The drive by minister Marino Murillo appears aimed at overcoming resistance to new reforms under President Raul Castro, who has made extensive changes in agriculture since taking over in 2008 from ailing brother Fidel Castro and is thought to want change in other economic sectors.

Murillo told armed forces and interior ministry officials in January "the gigantic paternalistic state can no longer be, because there is no longer any way to maintain it," according to a Communist Party source who saw a video of the Jan. 16 event shown to party and government cadres.

Sensitive strategy and policy meetings are often not immediately made public in Communist-ruled Cuba, but videos of them are sometimes later shown to certain selected officials.

Cuba is grappling with a financial liquidity crisis triggered by the global recession which forced it to slash imports by 37 percent last year. Inefficiencies in the centralized economy have also reduced productivity.

Murillo said the Caribbean nation could no longer afford, for example, to pay tens of thousands of people to control state barber shops, beauty parlors and services such as appliance and watch repair shops. He suggested they could be administered differently by leasing them to workers, according to two people who also saw the video of his speech.

The economy minister, a former military officer appointed to the post a year ago, denounced those who might resist the changes, which appear to be underway in small experiments.

"I was called to a meeting last month and told the premises would be leased to employees soon as part of an experiment in the area," the administrator of a state-run beauty parlor in central Havana said, asking that her name not be cited.

A pilot project in Havana, the capital, has some state taxi drivers leasing their vehicles at a daily rate instead of receiving a wage, drivers said.



DECENTRALIZATION, COOPERATIVES, LEASING

Universities in a number of provinces have been asked to draw up proposals to transform local state-run services and minor production activity into cooperatives.

Professors who attended a similar presentation by Murillo at Havana University earlier this year said he made clear that economic necessity, not ideological choice, was driving change and that reforms already underway in agriculture were a model for what would come.

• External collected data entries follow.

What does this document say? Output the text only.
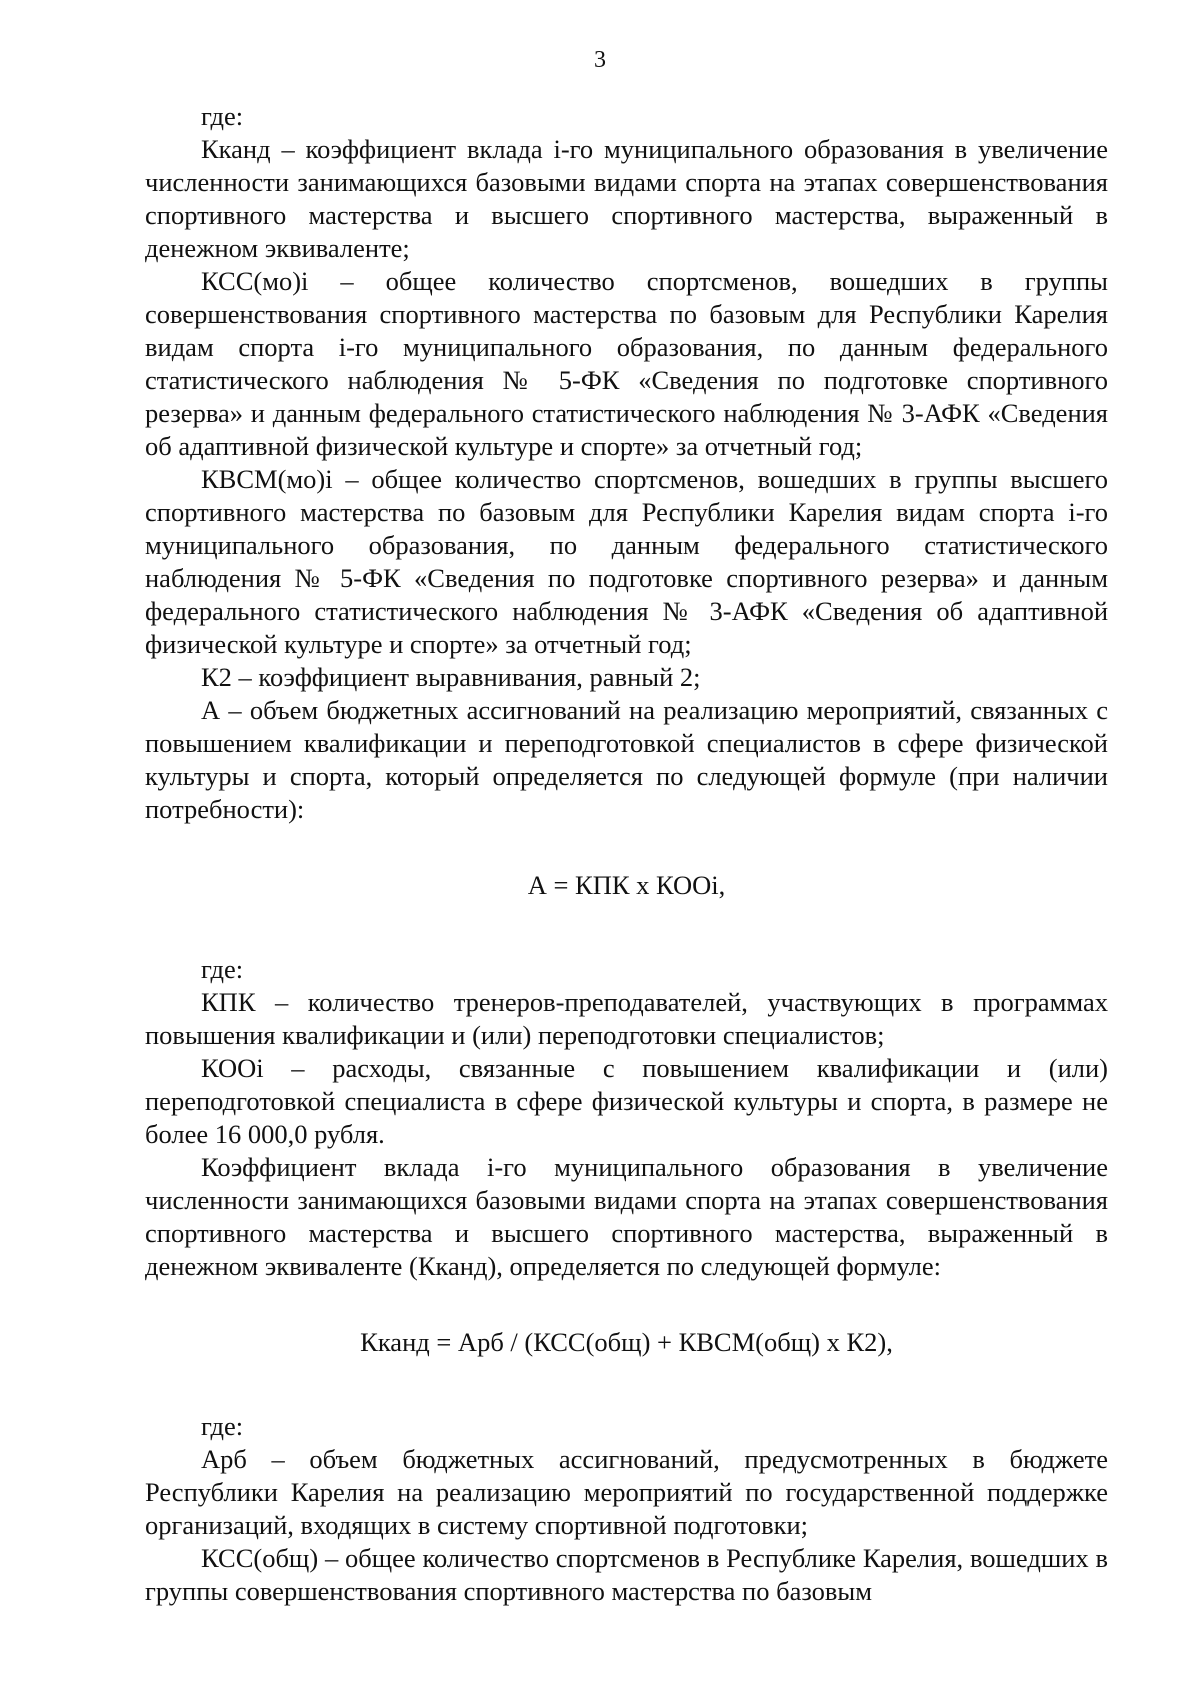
3

где:

Кканд – коэффициент вклада i-го муниципального образования в увеличение численности занимающихся базовыми видами спорта на этапах совершенствования спортивного мастерства и высшего спортивного мастерства, выраженный в денежном эквиваленте;

КСС(мо)i – общее количество спортсменов, вошедших в группы совершенствования спортивного мастерства по базовым для Республики Карелия видам спорта i-го муниципального образования, по данным федерального статистического наблюдения № 5-ФК «Сведения по подготовке спортивного резерва» и данным федерального статистического наблюдения № 3-АФК «Сведения об адаптивной физической культуре и спорте» за отчетный год;

КВСМ(мо)i – общее количество спортсменов, вошедших в группы высшего спортивного мастерства по базовым для Республики Карелия видам спорта i-го муниципального образования, по данным федерального статистического наблюдения № 5-ФК «Сведения по подготовке спортивного резерва» и данным федерального статистического наблюдения № 3-АФК «Сведения об адаптивной физической культуре и спорте» за отчетный год;

К2 – коэффициент выравнивания, равный 2;

А – объем бюджетных ассигнований на реализацию мероприятий, связанных с повышением квалификации и переподготовкой специалистов в сфере физической культуры и спорта, который определяется по следующей формуле (при наличии потребности):

А = КПК х КООi,

где:

КПК – количество тренеров-преподавателей, участвующих в программах повышения квалификации и (или) переподготовки специалистов;

КООi – расходы, связанные с повышением квалификации и (или) переподготовкой специалиста в сфере физической культуры и спорта, в размере не более 16 000,0 рубля.

Коэффициент вклада i-го муниципального образования в увеличение численности занимающихся базовыми видами спорта на этапах совершенствования спортивного мастерства и высшего спортивного мастерства, выраженный в денежном эквиваленте (Кканд), определяется по следующей формуле:

Кканд = Арб / (КСС(общ) + КВСМ(общ) х К2),

где:

Арб – объем бюджетных ассигнований, предусмотренных в бюджете Республики Карелия на реализацию мероприятий по государственной поддержке организаций, входящих в систему спортивной подготовки;

КСС(общ) – общее количество спортсменов в Республике Карелия, вошедших в группы совершенствования спортивного мастерства по базовым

"He pointed to decentralization of agriculture and the various forms of property such as cooperatives and land leasing as a model for local production and services," said one of the professors, who, like the others, asked not to be identified due to restrictions on communication with foreign journalists.

President Castro has bemoaned the state-run economy's inefficiency and called for decentralization, local initiative and new forms of property management in non-strategic sectors. He also has said numerous state subsidies are no longer sustainable, a point Murillo repeated, the sources said.

"Raul Castro has no illusions about how the all-embracing paternalism of the past has left the Cuban economy in ruins," Brian Latell, a former CIA analyst who closely follows Cuban affairs, said.

"His dilemma is in the implementation of decentralizing reforms. Doing nothing, or proceeding too quickly could both have destabilizing consequences," Latell said.



MILITARY TECHNOCRATS

Raul Castro has appointed a number of military officers to the Economy and Planning Ministry, which insiders say is now the operational headquarters for his economic reform efforts.

When he was appointed minister, Murillo came with a new first deputy minister, General Adel Izquierdo, who was head of the military's economic department when Raul Castro served as defense minister.

Murillo quickly named Colonel Amando Perez Betancourt, the architect of efforts to make the military's state-run suppliers more efficient, as another deputy minister.

The minister, in both speeches, said the proposed solutions to Cuba's economic problems must come from the local level, and will differ from place to place and sector to sector.

"He said that while taxi drivers, beauticians and others might lease their equipment or places of work in the capital, that would not necessarily apply to other cities or state-run eateries where different solutions might prove more beneficial," one of the two people who saw the video said.